I also had a nice flirtation with a big orange fish. Martin was busy watching the puffins when the fish and I spied each other. He was pumping his head while opening and closing his mouth. I was rivetted, and started moving my head and mouth in unison with his head and mouth. Up and down, back and forth, we stared at each other through the glass, dancing together, eyeball to eyeball, mesmerized– head bob, mouth open, head duck, mouth closed– until I felt a sudden jab in the ribs, and the spell was broken.
“What are you doing?” Martin hissed. “Don’t do that in public!”
Oh! No? I turned back to the orange fish, but he was already swimming away. I hope our break-up didn’t devastate him.
Soon after, we found ourselves at the SeaLife Center’s equivalent of a petting zoo. Shallow tanks filled with icy cold water displayed various sea stars, anemones, urchins, and sea slugs. Animals were sharp, spiny, soft, squishy, sticky, goopy – and I had to poke every single one.
At one point, I urged a 10-year-old girl next to me to touch the squishy sea slug.
“Nooooo!” she said squeamishly with a huge smile, shrinking away.
“Look! Come on, try it!” I cajoled, poking at it.
“Nooooo!” she repeated, beaming, retreating behind her mother but clearly intrigued by the weird lady prodding the squelchy thing. I hope she poked it after I’d gone. It’s very satisfying.

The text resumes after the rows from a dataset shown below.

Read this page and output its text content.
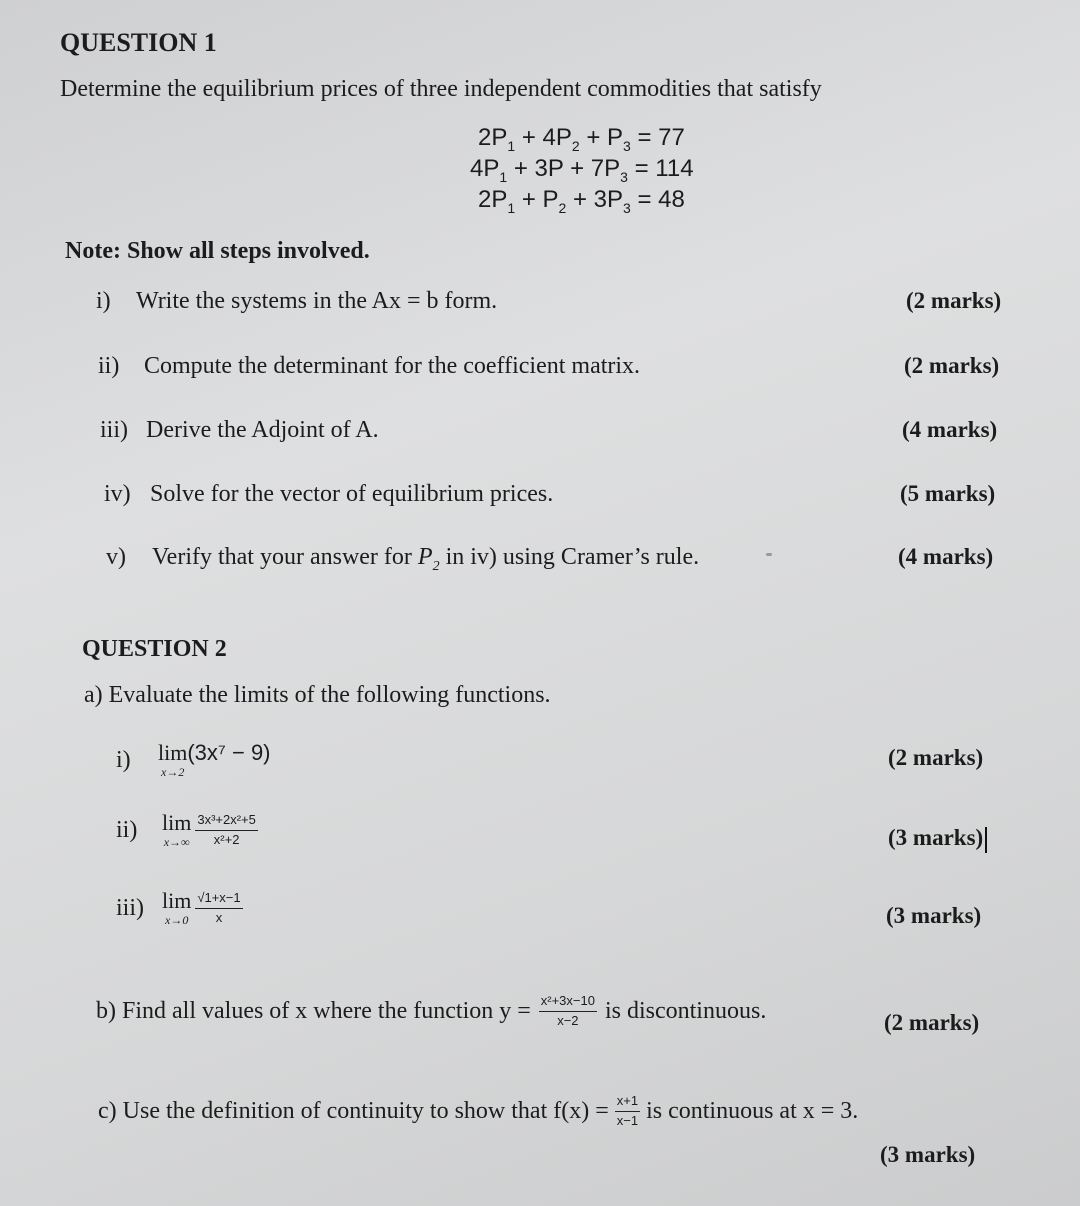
QUESTION 1
Determine the equilibrium prices of three independent commodities that satisfy
$2P_1 + 4P_2 + P_3 = 77$
$4P_1 + 3P + 7P_3 = 114$
$2P_1 + P_2 + 3P_3 = 48$
Note: Show all steps involved.
i) Write the systems in the Ax = b form.	(2 marks)
ii) Compute the determinant for the coefficient matrix.	(2 marks)
iii) Derive the Adjoint of A.	(4 marks)
iv) Solve for the vector of equilibrium prices.	(5 marks)
v) Verify that your answer for $P_2$ in iv) using Cramer’s rule.	(4 marks)
QUESTION 2
a) Evaluate the limits of the following functions.
i)	lim
x→2
(3x⁷ − 9)	(2 marks)
ii)	lim
$x\to\infty \frac{\text{3x³+2x²+5}}{\text{x²+2}}$	(3 marks)
iii) lim
$x\to 0 \frac{√1+x-1}{x}$	(3 marks)
b) Find all values of x where the function $y = \frac{\text{x²+3x−10}}{x-2}$ is discontinuous.	(2 marks)
c) Use the definition of continuity to show that $f(x) = \frac{x+1}{x-1}$ is continuous at x = 3.
(3 marks)
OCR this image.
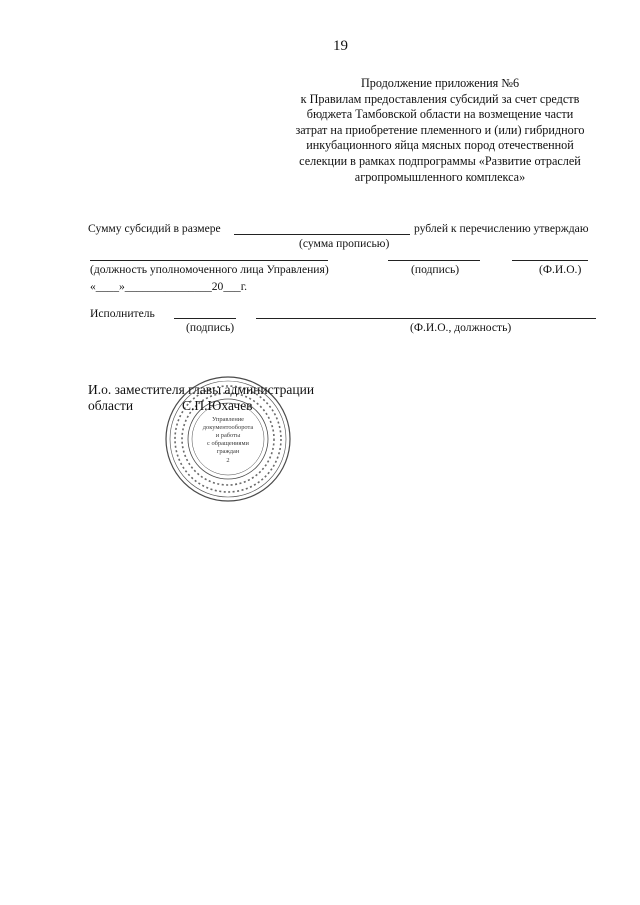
19
Продолжение приложения №6
к Правилам предоставления субсидий за счет средств
бюджета Тамбовской области на возмещение части
затрат на приобретение племенного и (или) гибридного
инкубационного яйца мясных пород отечественной
селекции в рамках подпрограммы «Развитие отраслей
агропромышленного комплекса»
Сумму субсидий в размере	рублей к перечислению утверждаю
(сумма прописью)
(должность уполномоченного лица Управления)	(подпись)	(Ф.И.О.)
«____»_______________20___г.
Исполнитель
(подпись)	(Ф.И.О., должность)
Управление
документооборота
и работы
с обращениями
граждан
2
И.о. заместителя главы администрации
области	С.П.Юхачев
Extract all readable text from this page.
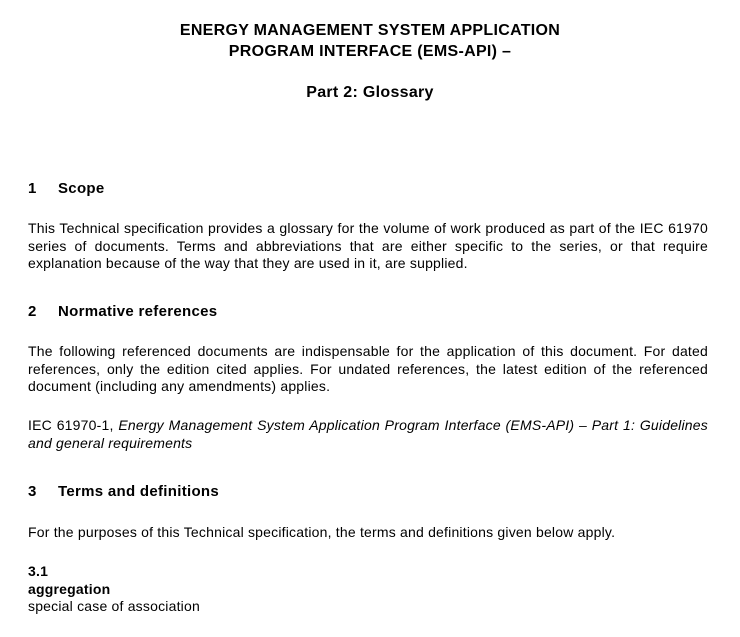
ENERGY MANAGEMENT SYSTEM APPLICATION
PROGRAM INTERFACE (EMS-API) –
Part 2: Glossary
1 Scope
This Technical specification provides a glossary for the volume of work produced as part of the IEC 61970 series of documents. Terms and abbreviations that are either specific to the series, or that require explanation because of the way that they are used in it, are supplied.
2 Normative references
The following referenced documents are indispensable for the application of this document. For dated references, only the edition cited applies. For undated references, the latest edition of the referenced document (including any amendments) applies.
IEC 61970-1, Energy Management System Application Program Interface (EMS-API) – Part 1: Guidelines and general requirements
3 Terms and definitions
For the purposes of this Technical specification, the terms and definitions given below apply.
3.1
aggregation
special case of association
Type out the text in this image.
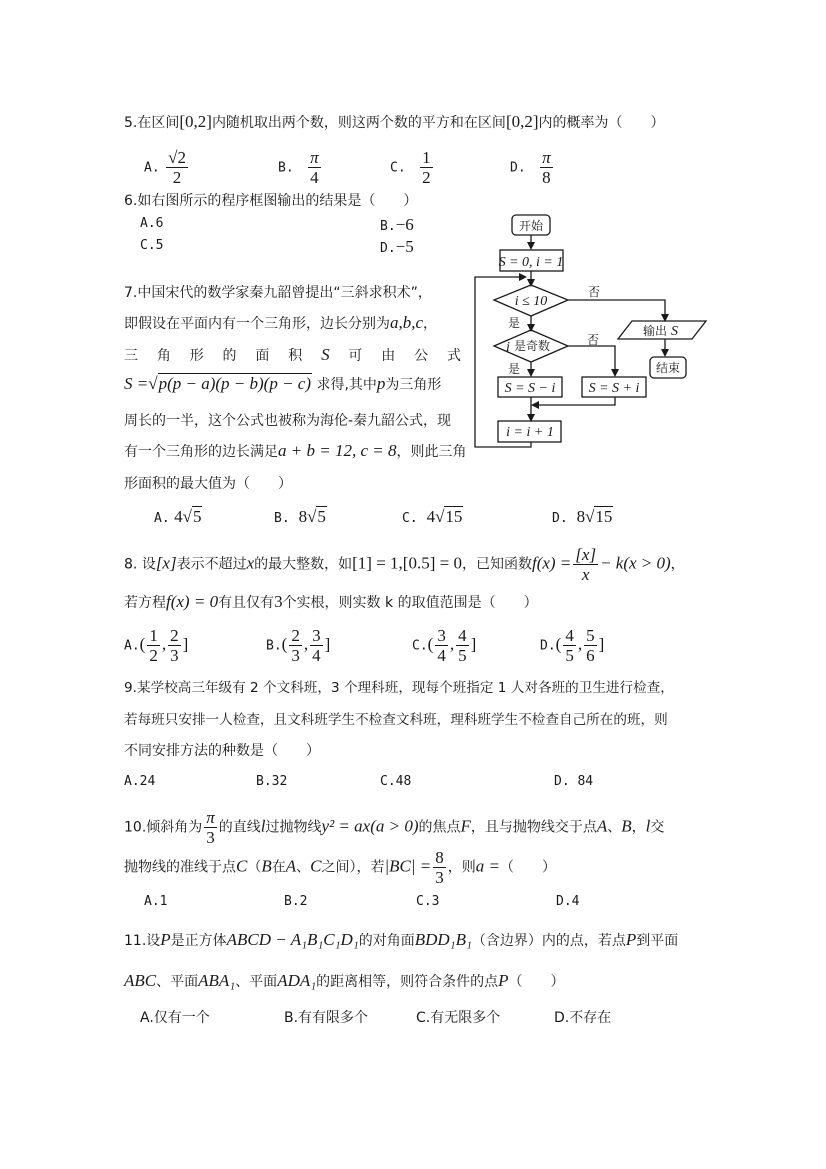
5.在区间[0,2]内随机取出两个数，则这两个数的平方和在区间[0,2]内的概率为（　　）
A. $\frac{√2}{2}$	B. $\frac{\pi}{4}$	C. $\frac{1}{2}$	D. $\frac{\pi}{8}$
6.如右图所示的程序框图输出的结果是（　　）
A.6	B.−6
C.5	D.−5
开始
S = 0, i = 1
i ≤ 10
否
是
i 是奇数	否
是
S = S − i S = S + i
i = i + 1
输出 S
结束
7.中国宋代的数学家秦九韶曾提出“三斜求积术”，
即假设在平面内有一个三角形，边长分别为a,b,c，
三 角 形 的 面 积 S 可 由 公 式
S =√p(p − a)(p − b)(p − c) 求得,其中p为三角形
周长的一半，这个公式也被称为海伦-秦九韶公式，现
有一个三角形的边长满足a + b = 12, c = 8，则此三角
形面积的最大值为（　　）
A. 4√5	B. 8√5	C. 4√15	D. 8√15
8. 设[x]表示不超过x的最大整数，如[1] = 1,[0.5] = 0，已知函数$f(x) = \frac{[x]}{x} - k(x > 0)$，
若方程f(x) = 0有且仅有3个实根，则实数 k 的取值范围是（　　）
$A.( \frac{1}{2}$ , $\frac{2}{3}$ ]	$B.( \frac{2}{3}$ , $\frac{3}{4}$ ]	$C.( \frac{3}{4}$ , $\frac{4}{5}$ ]	$D.( \frac{4}{5}$ , $\frac{5}{6}$ ]
9.某学校高三年级有 2 个文科班，3 个理科班，现每个班指定 1 人对各班的卫生进行检查，
若每班只安排一人检查，且文科班学生不检查文科班，理科班学生不检查自己所在的班，则
不同安排方法的种数是（　　）
A.24	B.32	C.48	D. 84
10.倾斜角为 $\frac{\pi}{3}$ 的直线l过抛物线y² = ax(a > 0)的焦点F，且与抛物线交于点A、B，l交
抛物线的准线于点C（B在A、C之间），若$|BC| = \frac{8}{3}$ ，则a =（　　）
A.1	B.2	C.3	D.4
11.设P是正方体ABCD − A₁B₁C₁D₁的对角面BDD₁B₁（含边界）内的点，若点P到平面
ABC、平面ABA₁、平面ADA₁的距离相等，则符合条件的点P（　　）
A.仅有一个	B.有有限多个	C.有无限多个	D.不存在
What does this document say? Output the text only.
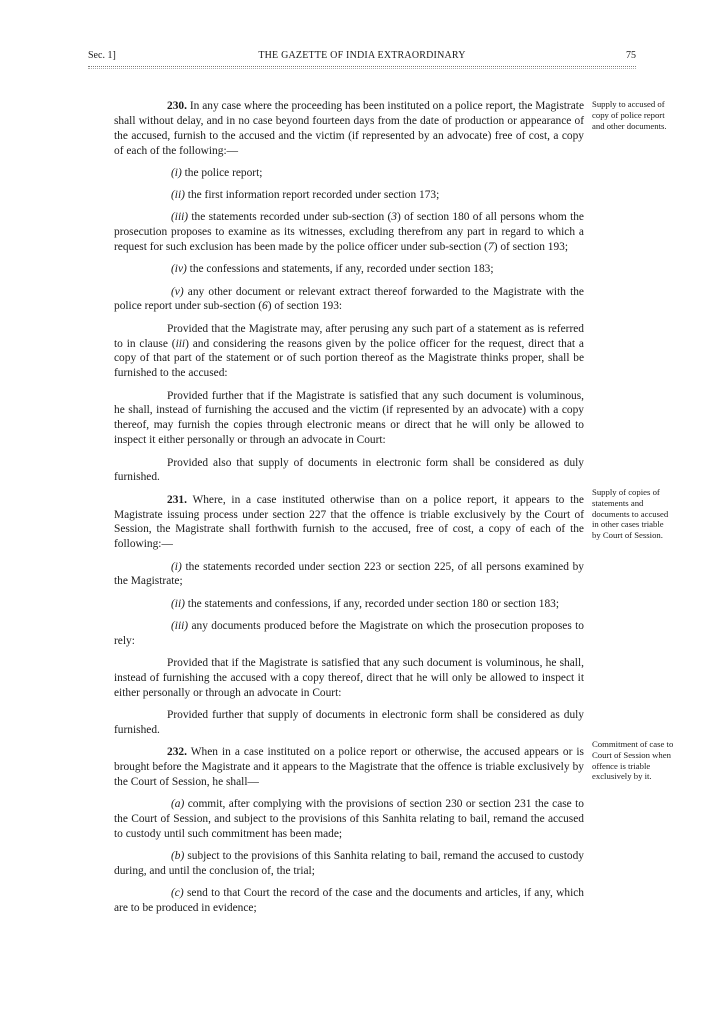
Sec. 1]	THE GAZETTE OF INDIA EXTRAORDINARY	75

230. In any case where the proceeding has been instituted on a police report, the Magistrate shall without delay, and in no case beyond fourteen days from the date of production or appearance of the accused, furnish to the accused and the victim (if represented by an advocate) free of cost, a copy of each of the following:—

(i) the police report;

(ii) the first information report recorded under section 173;

(iii) the statements recorded under sub-section (3) of section 180 of all persons whom the prosecution proposes to examine as its witnesses, excluding therefrom any part in regard to which a request for such exclusion has been made by the police officer under sub-section (7) of section 193;

(iv) the confessions and statements, if any, recorded under section 183;

(v) any other document or relevant extract thereof forwarded to the Magistrate with the police report under sub-section (6) of section 193:

Provided that the Magistrate may, after perusing any such part of a statement as is referred to in clause (iii) and considering the reasons given by the police officer for the request, direct that a copy of that part of the statement or of such portion thereof as the Magistrate thinks proper, shall be furnished to the accused:

Provided further that if the Magistrate is satisfied that any such document is voluminous, he shall, instead of furnishing the accused and the victim (if represented by an advocate) with a copy thereof, may furnish the copies through electronic means or direct that he will only be allowed to inspect it either personally or through an advocate in Court:

Provided also that supply of documents in electronic form shall be considered as duly furnished.

231. Where, in a case instituted otherwise than on a police report, it appears to the Magistrate issuing process under section 227 that the offence is triable exclusively by the Court of Session, the Magistrate shall forthwith furnish to the accused, free of cost, a copy of each of the following:—

(i) the statements recorded under section 223 or section 225, of all persons examined by the Magistrate;

(ii) the statements and confessions, if any, recorded under section 180 or section 183;

(iii) any documents produced before the Magistrate on which the prosecution proposes to rely:

Provided that if the Magistrate is satisfied that any such document is voluminous, he shall, instead of furnishing the accused with a copy thereof, direct that he will only be allowed to inspect it either personally or through an advocate in Court:

Provided further that supply of documents in electronic form shall be considered as duly furnished.

232. When in a case instituted on a police report or otherwise, the accused appears or is brought before the Magistrate and it appears to the Magistrate that the offence is triable exclusively by the Court of Session, he shall—

(a) commit, after complying with the provisions of section 230 or section 231 the case to the Court of Session, and subject to the provisions of this Sanhita relating to bail, remand the accused to custody until such commitment has been made;

(b) subject to the provisions of this Sanhita relating to bail, remand the accused to custody during, and until the conclusion of, the trial;

(c) send to that Court the record of the case and the documents and articles, if any, which are to be produced in evidence;

Supply to accused of copy of police report and other documents.
Supply of copies of statements and documents to accused in other cases triable by Court of Session.
Commitment of case to Court of Session when offence is triable exclusively by it.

We were headed for the sea otters; the SeaLife Center rehabilitates injured or orphaned sea otters, then releases them back into the wild. But on the way, we discovered the jelly tank where I was transfixed by the delicate, luminescent creatures. I wanted to bob and dance with them, too, just like I did with the orange fish, but Martin took me firmly by the arm and led me away.
Which was fine, because the moment I saw the three silky, soft sea otters frolicking in the pool, I instantly fell in love. Hard. Permanently. They were bewhiskered perfection. I wanted to gather those animals into my arms and kiss them, but no amount of beating on their glass enclosure got me inside. Their trainer was tossing squid to them which they ate with gusto, rolling and twisting in the water, using their dexterous hands and showing their sharp teeth. They have a bunch of skin under their armpits which they use as a pocket – they shove extra food in there, then (when they’re ready for it) roll over, snatch it out of their pocket, and gobble it up.
We asked lots of happy exuberant questions until our guide, slightly pop-eyed, told us to stop, and politely asked us to leave. The Center was closing. We had been there all day.
It was still pouring rain when we arrived back home. But any day in which you fall utterly, completely, and permanently in love (several times over!) is a really good day.